SM: The book Indigenous Enlightenment examines the ways in which the British and American enterprise to educate various groups of subject peoples by printing books in the Indigenous languages—rather than printing in English, or not printing at all—bolstered their propensity toward Western conceptions of enlightenment. The investigation unfolds as a series of case studies that investigates why different groups of subject people chose to affiliate with Protestant educators, as ambassadors of an ecumenical evangelism, so that both parties could learn to read, to write, and to print educational literature in the Indigenous language at hand.
JF: Why do we need to read Indigenous Enlightenment?
SM: Many Protestant educators quickly discovered that their teaching efforts languished without the means to publish books in the indigenous languages. The book Indigenous Enlightenment will illuminate the challenges that British and American educators faced, and the resources that they shared, while teaching indigenous children and adults to learn to read, to write, and especially to print the indigenous languages.
I have authored this book to engage a diverse readership of individuals with interest in three fields of history: the British and American evangelical impulse, the cultural heritage of indigenous peoples, and printing as colonial pedagogy. The book, which the University of Nebraska Press released on December 1, 2023, will be reaching readers at a time when developments pertaining to indigenous peoples’ cultural rights and political liberty have become internationally prominent.

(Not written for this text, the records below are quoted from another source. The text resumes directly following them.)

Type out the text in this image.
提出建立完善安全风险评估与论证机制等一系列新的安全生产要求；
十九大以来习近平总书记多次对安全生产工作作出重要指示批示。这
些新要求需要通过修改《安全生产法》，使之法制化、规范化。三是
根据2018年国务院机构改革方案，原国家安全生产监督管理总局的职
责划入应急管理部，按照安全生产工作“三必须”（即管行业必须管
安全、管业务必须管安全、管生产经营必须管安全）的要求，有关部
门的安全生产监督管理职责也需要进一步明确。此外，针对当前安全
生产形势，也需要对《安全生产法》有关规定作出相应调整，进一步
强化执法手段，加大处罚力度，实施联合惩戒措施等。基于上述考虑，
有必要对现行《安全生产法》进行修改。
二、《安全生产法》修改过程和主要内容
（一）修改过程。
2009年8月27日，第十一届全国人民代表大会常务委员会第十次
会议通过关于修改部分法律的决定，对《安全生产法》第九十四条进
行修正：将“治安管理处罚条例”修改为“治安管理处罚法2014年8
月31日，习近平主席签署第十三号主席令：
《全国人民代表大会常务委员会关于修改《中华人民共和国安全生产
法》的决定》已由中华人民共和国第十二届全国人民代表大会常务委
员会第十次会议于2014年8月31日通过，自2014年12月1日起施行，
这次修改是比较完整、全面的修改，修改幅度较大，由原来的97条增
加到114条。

JF: Why and when did you become an Am​erican historian?
SM: My academic training is not in the discipline of history, but in the fine arts. I studied painting and printmaking as an undergraduate student at Washington University in St. Louis from 1979–1983. The printmaking experience led to my greater interest in the history of printing and publishing, which then led me to study graphic design as a graduate student at the Yale University School of Art beginning in 1987. My studies at Yale sparked my interest in history, and provoked my special interest in understanding how design artifacts, including books, have contributed to the public’s perception of identity construction, maintenance, and performance among a diverse range of minority groups.
JF: What is your next project?
SM: During the 2020–2021 academic year, I began the process of laser-cutting the characters of a roman antiqua font from cherry wood planks. I have now cut more than 250 individual sorts for this font, including ligatures and kerning pairs. The font has allowed me to begin production on a series of large-format, hand-made prints that combine New Testament scripture from the King James Bible with nineteenth-century translations of the same text in different Native American languages, including Choctaw, Dakota, Osage, Ojibwe, and Seneca. Prompted by President Andrew Jackson’s enforcement of the Indian Removal Act in 1830, missionaries tested the ways in which printing might promote the indigenous Americans’ assimilation while sequestered within the newly formed Indian Territory and other independent reservations. By making these prints, I am hoping to gain insight into the procedures that missionaries used to impose Christianity and civilization upon different Native American nations.
JF: Thanks, Stuart!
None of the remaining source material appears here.